Bulletin Express03-30

China CITIC Financial Asset Management Co., Ltd. (CITIC FAMC) reported total income of RMB80.48 billion for 2025, driven chiefly by distressed-asset operations. Net profit attributable to equity holders reached RMB11.09 billion, up 15.30 % year on year, while return on average equity edged up to 18.70 %.

The distressed-asset management segment remained the core earnings engine, contributing RMB69.41 billion in revenue and RMB14.36 billion in pre-tax profit. Asset management and investment operations added RMB13.46 billion in revenue but recorded a RMB5.42 billion pre-tax loss, reflecting valuation volatility and higher impairment charges.

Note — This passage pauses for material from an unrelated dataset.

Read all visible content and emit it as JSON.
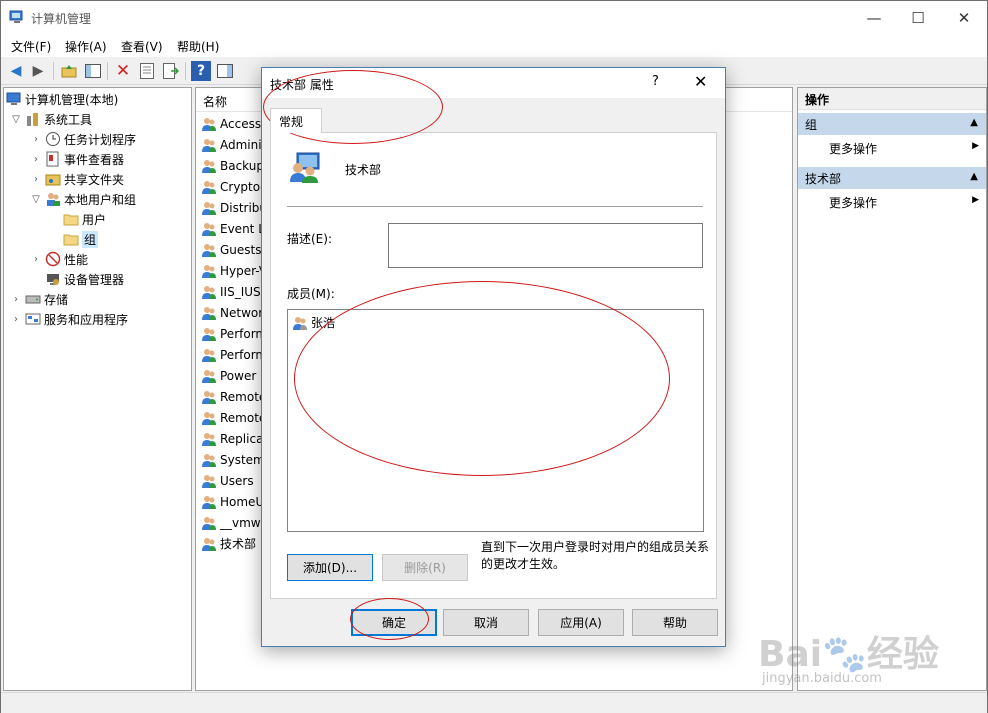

Impairment losses under the expected credit-loss model fell 52.40 % to RMB33.79 billion, underscoring a third consecutive year of asset-quality improvement. Stage 3 exposure within debt instruments at amortised cost dropped 5.28 percentage points, and the distressed-asset ratio shrank by 0.41 percentage point.

Total assets stood at RMB1.06 trillion, up 7.40 % from 2024, supported by a RMB49.45 billion expansion in financial assets at fair value through profit or loss and a RMB63.12 billion rise in interests in associates and joint ventures. Total liabilities rose in tandem to RMB1.00 trillion, maintaining a capital adequacy ratio of 16.52 % and a leverage ratio of 7.8:1, both above regulatory minimums.

Cost-to-income ratio improved to 11.13 %, down 5.43 percentage points, reflecting ongoing cost-discipline measures. Operating expenses slipped 3.90 % to RMB5.80 billion, while interest expense decreased 13.50 % amid a shift toward longer-tenor borrowings and lower funding costs.

The Board proposes no cash dividend for 2025.

Chairman Liu Zhengjun stated the group met the three-year “quality and efficiency” goal ahead of schedule, highlighting a 28 % share-price gain during the year and emphasis on distressed-asset acquisitions, relief financing and equity investments aligned with national priorities.

Looking to 2026, management targets consolidation of benchmark status in the distressed-asset sector, reinforced by a “One-Three-Five” strategy focusing on risk resolution, real-economy support and capital-efficient growth.